Martin Luther: A man of prayer and reformation -Part 2
Prayer is the wheel upon, which the purpose of God runs. No purpose of God succeeds without it. This statement is true to Martin Luther’s life. It was said that, “In the 16th century, the Church of Rome buried biblical prayer beneath layers of institutional, mystical theology.”
Rome taught that God could not be approached directly by sinners, but through priests. In contrast, Luther and other reformers after him emphasised on the priesthood of all believers. They taught believers to return to the biblical model of prayer.
One way to measure the heartbeat of a man is through his writings or statements. Luther’s Letter titled: “A Simply Way to Pray,” which he addressed to his Berber, Master Peter Beskendorf in 1535 says a lot about himself, and his passion for prayer.
In the opening paragraph of his letter, he wrote this about himself how he deals with lukewarmness: “When I feel that I have become cool and joyless in prayer because of other tasks or thoughts (for the flesh and the devil always impede and obstruct prayer), I take my little Psalter, hurry to my home, or, if it be the day and hour for it, to the church where a congregation is assembled and, as time permits, I say quietly to myself and word-for-word the Ten Commandments, the Creed, and, if I have time, some words of Christ or of Paul, or some psalms, just as a child might do.
It is a good thing to let prayer be the first business of the morning and the last at night. Guard yourself carefully against those false, deluding ideas, which tell you, “Wait a little while. I will pray in an hour; first I must attend to this or that.” Such thoughts get you away from prayer into other affairs, which so hold your attention and involve you that nothing comes of prayer for that day.”
In April 1521, during the trial at Worms, Germany, Luther, perhaps, faced the most crucial threat to his life. As he prayed, God led him to read Psalm 46. Out of that meditation came the writing of the classic hymn, “A Mighty Fortress is our God.” One thing is certain, while the Reformation focused more on the rediscovery of Scriptural truth and purifying the practices of the Church, prayer drove the entire movement.
In his “Larger Catechism,” Luther prefaced this statement, “we know that our defense lies in prayer alone. We are too weak to resist the devil and his vassals. Let us hold fast to the weapons of the Christian; they enable us to combat the devil…Our enemies may mock us. But we shall oppose both men and devil if we maintain ourselves in prayer and if we persist in it.”

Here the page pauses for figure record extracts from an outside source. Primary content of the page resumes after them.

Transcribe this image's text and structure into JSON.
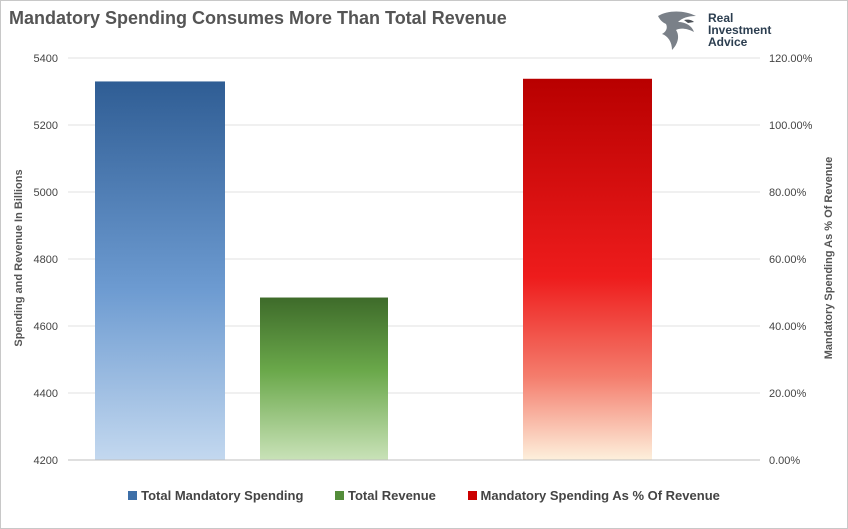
{
  "title": "Mandatory Spending Consumes More Than Total Revenue",
  "logo": {
    "name": "eagle-logo-icon",
    "line1": "Real",
    "line2": "Investment",
    "line3": "Advice"
  },
  "chart_data": {
    "type": "bar",
    "title": "Mandatory Spending Consumes More Than Total Revenue",
    "ylabel": "Spending and Revenue In Billions",
    "ylabel_right": "Mandatory Spending As % Of Revenue",
    "ylim": [
      4200,
      5400
    ],
    "y_ticks": [
      "5400",
      "5200",
      "5000",
      "4800",
      "4600",
      "4400",
      "4200"
    ],
    "ylim_right": [
      0,
      120
    ],
    "y_ticks_right": [
      "120.00%",
      "100.00%",
      "80.00%",
      "60.00%",
      "40.00%",
      "20.00%",
      "0.00%"
    ],
    "grid": true,
    "legend_position": "bottom",
    "series": [
      {
        "name": "Total Mandatory Spending",
        "value": 5330,
        "axis": "left",
        "color": "#3d6fa8"
      },
      {
        "name": "Total Revenue",
        "value": 4685,
        "axis": "left",
        "color": "#548d3a"
      },
      {
        "name": "Mandatory Spending As % Of Revenue",
        "value": 113.8,
        "axis": "right",
        "color": "#cc0000"
      }
    ]
  }
}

Luther and the other Reformers are a great challenge to this generation whose time has been overtaken by social media and have little or no time for prayer and the study of the word of God. They would weep when they see the level of prayerlessness in the Church today and how this generation of ministers has abused and merchandised prayer to their selfish ends. May the Lord grant us another Reformation of prayer that would usher in genuine revival to the Church.